Once a pore is emptied and the unsightly blackhead is removed, it can take a period of time for the pore to heal and close up. Maintaining the regimen of gentle cleansing, exfoliating, and absorbing oil can go a long way toward making this happen. If your skin can tolerate Retin-A, Renova, or Differin, these products can help promote healing by further improving cell production in the pore. However, even after all this, an empty, open, but permanently damaged pore can be an unattractive, leftover by-product of the original problem. If you have patiently adhered to all the “right” steps, there is very little else that can be done to change the damage. Time will tell if the effects of improving pore function can shrink a pore, but it does take time, and not everyone will have the same results. Microdermabrasion, AHA or BHA peels, and laser resurfacing can improve the appearance of pores, but these are considered temporary fixes and are not noted for actually changing or correcting the problem.
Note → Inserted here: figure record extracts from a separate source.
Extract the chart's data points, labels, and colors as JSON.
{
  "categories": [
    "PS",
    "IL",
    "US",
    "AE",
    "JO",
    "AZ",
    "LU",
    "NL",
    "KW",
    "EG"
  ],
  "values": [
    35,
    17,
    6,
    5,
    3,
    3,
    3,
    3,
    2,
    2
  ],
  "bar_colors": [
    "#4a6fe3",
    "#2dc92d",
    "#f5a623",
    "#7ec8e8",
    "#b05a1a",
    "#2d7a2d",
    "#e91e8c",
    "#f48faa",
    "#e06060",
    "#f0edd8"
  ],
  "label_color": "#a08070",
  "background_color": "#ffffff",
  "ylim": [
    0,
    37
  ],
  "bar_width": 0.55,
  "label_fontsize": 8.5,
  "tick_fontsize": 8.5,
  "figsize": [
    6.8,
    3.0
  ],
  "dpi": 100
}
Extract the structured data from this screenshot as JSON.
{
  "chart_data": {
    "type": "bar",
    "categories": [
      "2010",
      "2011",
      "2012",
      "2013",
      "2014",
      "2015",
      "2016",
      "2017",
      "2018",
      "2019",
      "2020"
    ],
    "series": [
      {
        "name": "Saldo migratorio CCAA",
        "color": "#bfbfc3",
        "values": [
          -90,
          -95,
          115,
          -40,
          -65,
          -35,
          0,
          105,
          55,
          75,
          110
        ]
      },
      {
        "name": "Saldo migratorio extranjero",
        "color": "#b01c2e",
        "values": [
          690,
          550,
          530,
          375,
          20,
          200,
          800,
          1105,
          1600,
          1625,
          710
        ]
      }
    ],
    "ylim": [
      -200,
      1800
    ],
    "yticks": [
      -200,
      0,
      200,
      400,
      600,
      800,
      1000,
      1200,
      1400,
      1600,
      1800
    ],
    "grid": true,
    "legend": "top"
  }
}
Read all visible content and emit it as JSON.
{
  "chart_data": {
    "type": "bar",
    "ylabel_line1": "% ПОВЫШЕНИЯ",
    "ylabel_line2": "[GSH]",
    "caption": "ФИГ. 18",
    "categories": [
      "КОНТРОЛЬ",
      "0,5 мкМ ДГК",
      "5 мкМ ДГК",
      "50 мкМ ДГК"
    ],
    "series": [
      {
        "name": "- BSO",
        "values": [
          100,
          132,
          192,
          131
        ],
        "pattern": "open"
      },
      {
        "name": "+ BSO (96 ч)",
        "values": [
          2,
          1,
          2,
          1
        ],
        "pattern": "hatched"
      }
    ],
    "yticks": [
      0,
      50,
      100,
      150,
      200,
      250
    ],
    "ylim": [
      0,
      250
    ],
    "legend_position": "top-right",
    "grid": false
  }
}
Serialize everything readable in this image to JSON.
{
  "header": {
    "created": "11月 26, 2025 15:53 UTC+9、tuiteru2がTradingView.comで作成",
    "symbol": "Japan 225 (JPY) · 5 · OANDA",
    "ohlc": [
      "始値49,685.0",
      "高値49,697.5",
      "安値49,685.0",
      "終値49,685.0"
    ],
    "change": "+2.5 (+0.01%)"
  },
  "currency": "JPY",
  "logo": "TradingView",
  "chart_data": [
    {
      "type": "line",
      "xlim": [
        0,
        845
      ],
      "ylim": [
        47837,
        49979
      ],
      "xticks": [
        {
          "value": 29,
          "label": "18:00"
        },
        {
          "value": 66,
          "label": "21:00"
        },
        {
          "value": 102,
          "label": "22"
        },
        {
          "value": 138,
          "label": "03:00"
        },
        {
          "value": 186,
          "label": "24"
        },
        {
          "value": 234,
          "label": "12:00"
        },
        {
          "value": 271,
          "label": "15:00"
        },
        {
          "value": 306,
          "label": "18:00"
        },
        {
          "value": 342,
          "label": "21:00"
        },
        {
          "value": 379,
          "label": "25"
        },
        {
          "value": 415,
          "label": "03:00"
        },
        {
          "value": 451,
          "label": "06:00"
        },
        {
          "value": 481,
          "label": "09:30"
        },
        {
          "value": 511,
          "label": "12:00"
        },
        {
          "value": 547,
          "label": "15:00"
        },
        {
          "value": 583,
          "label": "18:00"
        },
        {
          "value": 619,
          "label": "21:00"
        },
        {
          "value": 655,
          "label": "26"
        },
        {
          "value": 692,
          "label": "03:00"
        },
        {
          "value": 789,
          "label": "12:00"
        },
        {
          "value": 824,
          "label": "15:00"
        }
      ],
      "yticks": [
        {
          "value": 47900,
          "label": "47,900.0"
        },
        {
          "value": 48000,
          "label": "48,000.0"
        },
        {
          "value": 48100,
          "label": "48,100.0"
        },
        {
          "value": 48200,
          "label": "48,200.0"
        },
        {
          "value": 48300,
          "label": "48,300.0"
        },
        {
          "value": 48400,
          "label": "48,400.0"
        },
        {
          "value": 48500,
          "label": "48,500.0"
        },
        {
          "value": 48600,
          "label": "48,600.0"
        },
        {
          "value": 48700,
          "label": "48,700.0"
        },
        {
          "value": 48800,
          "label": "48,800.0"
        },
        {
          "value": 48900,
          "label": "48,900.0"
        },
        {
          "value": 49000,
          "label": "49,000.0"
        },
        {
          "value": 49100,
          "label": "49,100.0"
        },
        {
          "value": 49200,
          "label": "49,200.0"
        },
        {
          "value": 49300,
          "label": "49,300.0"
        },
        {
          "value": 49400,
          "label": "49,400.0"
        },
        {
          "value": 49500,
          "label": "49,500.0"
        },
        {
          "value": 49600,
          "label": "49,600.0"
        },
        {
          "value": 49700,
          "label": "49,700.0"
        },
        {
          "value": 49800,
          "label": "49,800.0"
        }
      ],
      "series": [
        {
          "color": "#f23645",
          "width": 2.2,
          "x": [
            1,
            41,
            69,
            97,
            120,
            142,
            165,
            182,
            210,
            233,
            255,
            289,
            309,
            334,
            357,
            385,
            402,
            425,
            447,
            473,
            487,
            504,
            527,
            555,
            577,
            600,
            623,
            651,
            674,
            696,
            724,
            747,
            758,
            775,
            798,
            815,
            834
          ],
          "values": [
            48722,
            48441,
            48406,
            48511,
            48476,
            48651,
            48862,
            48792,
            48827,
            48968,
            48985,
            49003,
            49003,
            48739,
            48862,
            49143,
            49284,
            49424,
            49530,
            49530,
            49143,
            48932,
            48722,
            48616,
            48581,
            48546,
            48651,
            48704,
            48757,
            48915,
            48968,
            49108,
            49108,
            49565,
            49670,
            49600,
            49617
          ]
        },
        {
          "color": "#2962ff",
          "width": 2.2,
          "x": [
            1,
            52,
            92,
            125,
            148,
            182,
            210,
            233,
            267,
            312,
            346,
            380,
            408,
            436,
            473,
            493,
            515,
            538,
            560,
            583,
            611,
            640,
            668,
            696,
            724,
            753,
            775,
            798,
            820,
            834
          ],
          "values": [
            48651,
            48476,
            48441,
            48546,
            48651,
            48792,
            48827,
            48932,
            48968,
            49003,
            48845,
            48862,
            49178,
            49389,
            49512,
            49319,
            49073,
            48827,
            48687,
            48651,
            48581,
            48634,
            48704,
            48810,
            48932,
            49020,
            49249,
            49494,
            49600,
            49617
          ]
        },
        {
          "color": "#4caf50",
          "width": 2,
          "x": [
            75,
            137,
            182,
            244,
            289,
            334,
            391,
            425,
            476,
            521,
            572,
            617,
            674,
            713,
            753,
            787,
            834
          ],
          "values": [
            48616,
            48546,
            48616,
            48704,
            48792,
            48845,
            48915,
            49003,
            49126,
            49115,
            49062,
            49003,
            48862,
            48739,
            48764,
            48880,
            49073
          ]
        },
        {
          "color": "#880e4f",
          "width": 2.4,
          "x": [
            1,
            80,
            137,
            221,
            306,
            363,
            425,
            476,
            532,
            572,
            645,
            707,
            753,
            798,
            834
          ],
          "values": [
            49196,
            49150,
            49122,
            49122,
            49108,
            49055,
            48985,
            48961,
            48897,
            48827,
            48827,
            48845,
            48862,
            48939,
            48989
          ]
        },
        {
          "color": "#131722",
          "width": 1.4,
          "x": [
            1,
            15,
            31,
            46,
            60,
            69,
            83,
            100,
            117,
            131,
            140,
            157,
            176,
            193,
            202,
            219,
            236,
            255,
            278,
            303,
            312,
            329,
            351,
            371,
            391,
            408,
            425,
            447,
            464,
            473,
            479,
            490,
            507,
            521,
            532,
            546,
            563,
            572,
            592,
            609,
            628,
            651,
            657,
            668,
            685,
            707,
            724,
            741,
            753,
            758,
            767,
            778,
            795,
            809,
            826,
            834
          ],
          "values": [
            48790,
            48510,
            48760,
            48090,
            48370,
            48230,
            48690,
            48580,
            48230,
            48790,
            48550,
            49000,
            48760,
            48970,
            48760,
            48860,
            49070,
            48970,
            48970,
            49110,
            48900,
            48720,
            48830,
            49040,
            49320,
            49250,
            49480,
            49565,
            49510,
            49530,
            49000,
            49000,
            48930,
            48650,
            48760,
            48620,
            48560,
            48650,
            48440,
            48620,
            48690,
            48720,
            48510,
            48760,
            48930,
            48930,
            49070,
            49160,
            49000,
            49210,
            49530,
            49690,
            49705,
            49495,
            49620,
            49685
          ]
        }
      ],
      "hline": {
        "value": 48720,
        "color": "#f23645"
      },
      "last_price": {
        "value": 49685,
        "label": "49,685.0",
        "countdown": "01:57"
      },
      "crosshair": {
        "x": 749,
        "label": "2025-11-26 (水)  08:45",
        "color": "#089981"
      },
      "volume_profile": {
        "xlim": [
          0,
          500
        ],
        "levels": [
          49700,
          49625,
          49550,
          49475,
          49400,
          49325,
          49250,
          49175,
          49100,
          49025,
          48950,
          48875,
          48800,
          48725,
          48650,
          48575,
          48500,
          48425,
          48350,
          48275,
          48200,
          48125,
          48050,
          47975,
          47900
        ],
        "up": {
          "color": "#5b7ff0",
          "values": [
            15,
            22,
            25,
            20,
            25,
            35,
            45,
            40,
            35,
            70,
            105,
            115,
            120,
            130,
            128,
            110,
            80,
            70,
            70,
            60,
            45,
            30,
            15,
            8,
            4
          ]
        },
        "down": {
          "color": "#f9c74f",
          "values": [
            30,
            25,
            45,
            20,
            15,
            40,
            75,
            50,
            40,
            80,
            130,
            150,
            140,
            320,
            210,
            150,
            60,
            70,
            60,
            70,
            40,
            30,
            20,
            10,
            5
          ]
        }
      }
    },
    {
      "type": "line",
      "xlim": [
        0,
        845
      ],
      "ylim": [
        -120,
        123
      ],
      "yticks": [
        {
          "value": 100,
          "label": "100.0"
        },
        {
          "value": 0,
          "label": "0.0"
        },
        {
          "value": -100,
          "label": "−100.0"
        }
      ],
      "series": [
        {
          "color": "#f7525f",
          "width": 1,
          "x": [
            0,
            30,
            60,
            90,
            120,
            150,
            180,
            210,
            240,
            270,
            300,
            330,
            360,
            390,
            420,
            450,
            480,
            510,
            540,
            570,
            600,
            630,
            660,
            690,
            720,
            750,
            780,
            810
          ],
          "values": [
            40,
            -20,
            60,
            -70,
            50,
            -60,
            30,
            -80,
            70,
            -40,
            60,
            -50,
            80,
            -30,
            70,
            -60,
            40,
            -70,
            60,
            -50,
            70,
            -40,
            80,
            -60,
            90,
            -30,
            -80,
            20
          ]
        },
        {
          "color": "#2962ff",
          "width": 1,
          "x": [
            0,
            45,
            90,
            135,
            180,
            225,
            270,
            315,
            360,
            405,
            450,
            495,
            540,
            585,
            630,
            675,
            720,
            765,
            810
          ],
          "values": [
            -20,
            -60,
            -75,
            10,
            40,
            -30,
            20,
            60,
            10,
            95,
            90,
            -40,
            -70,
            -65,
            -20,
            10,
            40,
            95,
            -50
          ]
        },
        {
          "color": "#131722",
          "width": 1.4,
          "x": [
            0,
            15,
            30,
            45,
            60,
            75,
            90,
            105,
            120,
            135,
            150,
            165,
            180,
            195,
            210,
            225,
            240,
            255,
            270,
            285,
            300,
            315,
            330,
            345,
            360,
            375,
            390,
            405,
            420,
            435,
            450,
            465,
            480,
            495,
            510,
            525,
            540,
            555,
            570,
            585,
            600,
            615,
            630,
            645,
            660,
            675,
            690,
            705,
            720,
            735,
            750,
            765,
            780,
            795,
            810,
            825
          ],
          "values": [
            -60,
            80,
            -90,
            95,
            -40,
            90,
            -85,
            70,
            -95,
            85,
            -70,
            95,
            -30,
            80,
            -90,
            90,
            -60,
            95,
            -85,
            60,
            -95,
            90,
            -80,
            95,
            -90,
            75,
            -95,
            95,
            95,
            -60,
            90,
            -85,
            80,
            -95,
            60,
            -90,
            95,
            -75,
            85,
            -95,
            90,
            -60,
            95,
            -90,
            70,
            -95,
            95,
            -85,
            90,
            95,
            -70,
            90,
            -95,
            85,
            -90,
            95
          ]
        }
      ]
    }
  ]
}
Most likely the improvement is caused by the skin’s swelling which makes the pores look smaller. Again, it is hard to determine success rates because no published results from long-term studies are available.
The struggle to cover up large pores is nothing less than maddening. The very nature of a depression in the skin makes it difficult, if not impossible, to keep the indentation from showing. Especially if your skin is still oily, and even if you use an extremely matte foundation, such as Revlon’s regular ColorStay, Lancome’s Teint Idole, or Estee Lauder’s Double Wear, the oil can still cause some shifting, creating a look of pooled foundation in the pore.
I apologize for sounding dismal about this, but when there are limitations in the skin and in the world of makeup, searching for better options or alternatives can waste money and only increase your frustration. Here is a game plan to tackle the problem. It isn’t foolproof and it won’t work for everyone, but these are the best options available.
1. Avoid moisturizer over the open-pore areas of the face before applying makeup— even if you have dry skin. Any extra “slip” on the skin will cause makeup to pool in the pore. If the skin is dry and flaky, be more diligent in the evening about treating your skin. Then in the morning use a toner with skin-identical ingredients and antiirritants to help soothe skin and reduce any dry feeling, yet not add anything that can make skin feel slippery. That means it is essential that your foundation contain your sunscreen, because an additional sunscreen under the foundation will almost certainly cause slippage.
2. Do use a matte or ultra-matte foundation. Even if you have dry skin, these stay on far better than other foundations, are somewhat impervious to oil production, and, therefore, prevent the foundation from slipping into the pore.
3. Consider wearing a tiny amount of milk of magnesia under your foundation over the open-pore area. This is a bit like applying spackle that has minimal to no movement. It can absorb oil at the same time and the foundation glides over it, creating an even surface. This works better under matte foundations than under ultra-matte foundations. You may also want to consider any of the oil-absorbing products mentioned in the “Struggling With Blackheads and Large Pores” section above.
4. For more stubborn problems, touch up your makeup several times during the day with oil-blotting papers. Then dust the face with a pressed powder designed to be worn as a foundation. Pressed powder foundations apply a slightly thicker layer of powder than normal pressed powders do, and can better hide the pore. But do this only with a brush; never use a sponge or pad to apply powder because they can place way too much product on the face, making things look cakey and thick.